The auto-detection algorithm inserts TCP header options to announce the presence of a CloudBridge appliance and to facilitate negotiation. These options are in the range of 24-31. The following packet-level transformations are used:

  • On the initial packet of the connection (the SYN packet), the sending appliance attaches header options identifying itself as a CloudBridge appliance, and also declaring other capabilities, such as compression. This is called a “tagged SYN packet.”
  • Upon receiving a tagged SYN packet, the receiving appliance attaches header options to the SYN-ACK packet, identifying itself in turn and announcing its capabilities.
  • Once the sending appliance receives the tagged SYN-ACK packet, the connection can be accelerated according to whatever capabilities are shared by both appliances. For example, the connection is compressed if both appliances declared support for compression.
  • The TCP initial sequence numbers (ISNs) in both directions are altered by adding 2,000,000,000 to the original values. This is a precaution that prevents the connection from continuing if one appliance fails or has a routing change that prevents it from seeing all the traffic in the connection. Once a connection is accelerated, it must remain accelerated throughout its lifetime.
  • The MSS value is reduced, typically to 1380 bytes, to ensure that each packet has room for the inserted CloudBridge TCP header options.
  • The IP addresses and port numbers of the connection remain unchanged.

Pre-Acknowledgement

The SYN and SYN-ACK packets flow from end to end:

  • The SYN packet flows from the endpoint client, through the client-side appliance, over the WAN, through the server-side appliance, and finally to the server.
  • The SYN-ACK packet flows from the server, though the server-side appliance, over the WAN, through the client-side appliance, and finally to the client.
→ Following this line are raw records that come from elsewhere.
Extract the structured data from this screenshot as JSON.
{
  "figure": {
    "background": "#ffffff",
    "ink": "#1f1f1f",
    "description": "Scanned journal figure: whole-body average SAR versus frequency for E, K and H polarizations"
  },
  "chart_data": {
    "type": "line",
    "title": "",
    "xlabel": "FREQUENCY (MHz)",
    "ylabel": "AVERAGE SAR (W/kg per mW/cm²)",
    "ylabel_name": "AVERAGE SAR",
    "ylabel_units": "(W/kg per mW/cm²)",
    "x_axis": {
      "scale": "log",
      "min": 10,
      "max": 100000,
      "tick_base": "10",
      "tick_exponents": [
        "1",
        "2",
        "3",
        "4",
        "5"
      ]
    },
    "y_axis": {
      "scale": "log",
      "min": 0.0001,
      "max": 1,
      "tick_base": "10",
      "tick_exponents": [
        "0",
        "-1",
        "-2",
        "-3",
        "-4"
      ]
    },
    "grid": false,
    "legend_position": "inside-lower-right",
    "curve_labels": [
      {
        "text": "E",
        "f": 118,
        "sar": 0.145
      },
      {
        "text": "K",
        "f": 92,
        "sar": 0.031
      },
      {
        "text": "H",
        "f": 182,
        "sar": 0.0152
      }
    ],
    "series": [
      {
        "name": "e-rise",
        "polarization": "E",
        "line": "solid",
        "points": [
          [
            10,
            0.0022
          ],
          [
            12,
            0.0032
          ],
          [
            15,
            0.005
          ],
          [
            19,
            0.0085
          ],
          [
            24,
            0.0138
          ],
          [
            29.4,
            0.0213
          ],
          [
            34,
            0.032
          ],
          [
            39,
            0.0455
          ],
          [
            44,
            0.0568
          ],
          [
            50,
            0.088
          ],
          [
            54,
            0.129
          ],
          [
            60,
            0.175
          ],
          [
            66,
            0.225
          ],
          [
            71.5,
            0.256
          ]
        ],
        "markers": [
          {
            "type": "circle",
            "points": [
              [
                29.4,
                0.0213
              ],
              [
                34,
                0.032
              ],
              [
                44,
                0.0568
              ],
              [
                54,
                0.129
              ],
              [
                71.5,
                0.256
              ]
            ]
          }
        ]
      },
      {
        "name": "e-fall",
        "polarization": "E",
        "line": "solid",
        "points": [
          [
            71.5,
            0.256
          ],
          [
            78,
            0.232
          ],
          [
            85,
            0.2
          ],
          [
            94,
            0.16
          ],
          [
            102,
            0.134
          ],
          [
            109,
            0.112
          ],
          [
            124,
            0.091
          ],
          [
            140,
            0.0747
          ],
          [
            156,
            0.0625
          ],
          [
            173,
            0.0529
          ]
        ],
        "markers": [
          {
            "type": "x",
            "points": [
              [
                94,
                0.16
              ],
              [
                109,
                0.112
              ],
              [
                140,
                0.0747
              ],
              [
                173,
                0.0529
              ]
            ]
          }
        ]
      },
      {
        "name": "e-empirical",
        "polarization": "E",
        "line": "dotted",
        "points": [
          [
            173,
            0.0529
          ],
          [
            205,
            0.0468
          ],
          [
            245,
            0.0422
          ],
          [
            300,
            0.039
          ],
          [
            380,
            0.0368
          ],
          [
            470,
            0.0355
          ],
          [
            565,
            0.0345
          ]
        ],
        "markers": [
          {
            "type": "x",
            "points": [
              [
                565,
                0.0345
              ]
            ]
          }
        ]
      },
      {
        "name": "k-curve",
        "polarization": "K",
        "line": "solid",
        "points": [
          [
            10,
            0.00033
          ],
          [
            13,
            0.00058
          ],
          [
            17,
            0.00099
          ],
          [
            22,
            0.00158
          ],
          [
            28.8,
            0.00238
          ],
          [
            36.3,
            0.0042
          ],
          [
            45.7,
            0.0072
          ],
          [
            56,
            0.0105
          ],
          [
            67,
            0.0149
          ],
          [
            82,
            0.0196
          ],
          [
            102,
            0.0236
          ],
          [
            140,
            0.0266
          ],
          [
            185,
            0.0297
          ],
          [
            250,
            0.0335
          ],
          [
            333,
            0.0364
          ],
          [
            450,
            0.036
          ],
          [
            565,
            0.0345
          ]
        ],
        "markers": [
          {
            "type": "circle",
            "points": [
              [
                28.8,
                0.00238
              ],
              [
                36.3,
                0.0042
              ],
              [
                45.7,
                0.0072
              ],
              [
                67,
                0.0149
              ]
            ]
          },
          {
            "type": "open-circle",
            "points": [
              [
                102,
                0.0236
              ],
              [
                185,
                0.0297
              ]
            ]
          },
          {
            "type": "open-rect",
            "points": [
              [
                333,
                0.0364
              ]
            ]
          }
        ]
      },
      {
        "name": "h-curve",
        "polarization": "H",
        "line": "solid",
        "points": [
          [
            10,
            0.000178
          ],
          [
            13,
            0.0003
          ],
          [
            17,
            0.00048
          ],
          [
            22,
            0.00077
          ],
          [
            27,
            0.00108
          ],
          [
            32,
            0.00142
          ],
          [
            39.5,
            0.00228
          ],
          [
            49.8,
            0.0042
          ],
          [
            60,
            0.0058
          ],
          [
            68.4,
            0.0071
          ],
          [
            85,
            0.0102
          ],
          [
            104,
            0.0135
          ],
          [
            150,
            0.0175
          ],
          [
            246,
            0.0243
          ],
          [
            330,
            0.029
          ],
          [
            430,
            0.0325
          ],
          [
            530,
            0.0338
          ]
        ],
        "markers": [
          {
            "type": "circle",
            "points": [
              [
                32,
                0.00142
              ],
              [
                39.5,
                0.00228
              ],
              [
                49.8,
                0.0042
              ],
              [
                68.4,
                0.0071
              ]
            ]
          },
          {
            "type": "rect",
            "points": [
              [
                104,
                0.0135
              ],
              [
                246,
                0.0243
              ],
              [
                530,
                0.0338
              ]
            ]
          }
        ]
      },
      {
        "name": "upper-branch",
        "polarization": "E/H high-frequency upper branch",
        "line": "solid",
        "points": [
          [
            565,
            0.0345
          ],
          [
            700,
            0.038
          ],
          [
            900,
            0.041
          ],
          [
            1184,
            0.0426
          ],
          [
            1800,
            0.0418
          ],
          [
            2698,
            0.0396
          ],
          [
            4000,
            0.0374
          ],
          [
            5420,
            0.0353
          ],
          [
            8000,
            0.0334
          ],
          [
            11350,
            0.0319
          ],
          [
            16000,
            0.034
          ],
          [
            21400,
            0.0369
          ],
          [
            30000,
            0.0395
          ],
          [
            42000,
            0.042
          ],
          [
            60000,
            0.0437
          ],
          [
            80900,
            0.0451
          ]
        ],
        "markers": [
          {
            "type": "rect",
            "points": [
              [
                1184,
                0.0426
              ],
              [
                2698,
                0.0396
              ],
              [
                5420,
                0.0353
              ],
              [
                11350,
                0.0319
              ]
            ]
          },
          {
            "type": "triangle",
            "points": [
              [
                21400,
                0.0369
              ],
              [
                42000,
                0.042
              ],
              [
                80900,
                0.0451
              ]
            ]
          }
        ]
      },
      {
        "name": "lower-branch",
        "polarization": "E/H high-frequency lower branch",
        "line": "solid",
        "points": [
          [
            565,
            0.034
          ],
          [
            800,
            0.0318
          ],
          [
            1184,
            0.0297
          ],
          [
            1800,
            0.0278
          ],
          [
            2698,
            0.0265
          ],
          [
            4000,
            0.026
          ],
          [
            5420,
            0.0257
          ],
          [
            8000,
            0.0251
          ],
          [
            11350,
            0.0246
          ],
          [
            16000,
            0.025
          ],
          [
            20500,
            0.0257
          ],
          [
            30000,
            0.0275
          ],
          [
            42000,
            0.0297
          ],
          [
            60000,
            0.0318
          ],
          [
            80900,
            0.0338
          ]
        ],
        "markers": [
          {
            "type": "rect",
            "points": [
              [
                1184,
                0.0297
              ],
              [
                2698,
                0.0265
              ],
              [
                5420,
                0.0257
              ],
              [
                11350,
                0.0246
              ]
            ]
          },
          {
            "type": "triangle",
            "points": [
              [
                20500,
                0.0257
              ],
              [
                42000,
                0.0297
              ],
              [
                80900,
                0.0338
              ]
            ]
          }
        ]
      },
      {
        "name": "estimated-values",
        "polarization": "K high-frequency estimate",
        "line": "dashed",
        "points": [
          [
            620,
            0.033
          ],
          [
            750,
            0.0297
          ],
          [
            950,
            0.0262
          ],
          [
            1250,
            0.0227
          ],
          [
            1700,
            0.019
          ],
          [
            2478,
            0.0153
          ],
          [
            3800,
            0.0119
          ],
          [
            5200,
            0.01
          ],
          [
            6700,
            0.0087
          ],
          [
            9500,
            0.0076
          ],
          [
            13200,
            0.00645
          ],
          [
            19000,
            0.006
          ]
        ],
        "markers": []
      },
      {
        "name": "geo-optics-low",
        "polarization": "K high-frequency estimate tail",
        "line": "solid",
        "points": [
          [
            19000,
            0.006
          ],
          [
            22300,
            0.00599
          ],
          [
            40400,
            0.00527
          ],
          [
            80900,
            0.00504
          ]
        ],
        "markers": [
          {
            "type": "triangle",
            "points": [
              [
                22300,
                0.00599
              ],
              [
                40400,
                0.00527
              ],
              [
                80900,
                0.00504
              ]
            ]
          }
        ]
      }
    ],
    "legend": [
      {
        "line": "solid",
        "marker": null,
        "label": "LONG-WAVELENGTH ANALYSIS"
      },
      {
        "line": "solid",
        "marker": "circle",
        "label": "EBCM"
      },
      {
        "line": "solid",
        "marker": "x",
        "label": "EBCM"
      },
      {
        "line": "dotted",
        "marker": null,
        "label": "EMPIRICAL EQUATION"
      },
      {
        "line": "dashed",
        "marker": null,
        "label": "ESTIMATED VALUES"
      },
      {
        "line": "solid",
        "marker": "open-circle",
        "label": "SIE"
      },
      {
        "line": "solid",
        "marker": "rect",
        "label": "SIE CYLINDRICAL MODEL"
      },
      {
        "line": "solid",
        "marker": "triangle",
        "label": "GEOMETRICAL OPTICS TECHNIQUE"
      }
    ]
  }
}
The same is true for the final packets of the connection, the FIN, FIN-ACK, and RST packets.

Other packets, however, are pre-acknowledged. For example, when the server-side appliance receives a packet from the server, it acknowledges it over the LAN right away, and buffers it for eventual transmission over the WAN. This allows the server-side appliance’s buffers to be filled very quickly, so it always has plenty of data to use for compression and other optimizations. (This is very different from normal TCP operation, where all acknowledgements come from the opposite side of the WAN, making acknowledgement very slow, and forcing every segment of the connection to move no faster than the slowest segment, greatly reducing the effectiveness of acceleration.)

Moving Traffic Into and Out of the Appliance

CloudBridge appliances have a number of “forwarding modes.” A forwarding mode is a method of getting traffic into and out of the appliance. The most common is inline mode, where the CloudBridge appears to be a bridge device. Packets entering on one bridge port appear to exit the other one. Of course, CloudBridge transforms data in a variety of ways, so in many cases the packet exiting the second port is not identical to the one that entered the first port, but that is how it appears to the rest of the network.

Where inline mode is not practical, several other methods are available, most notably WCCP mode. These are “one-arm” modes, using a single interface cable.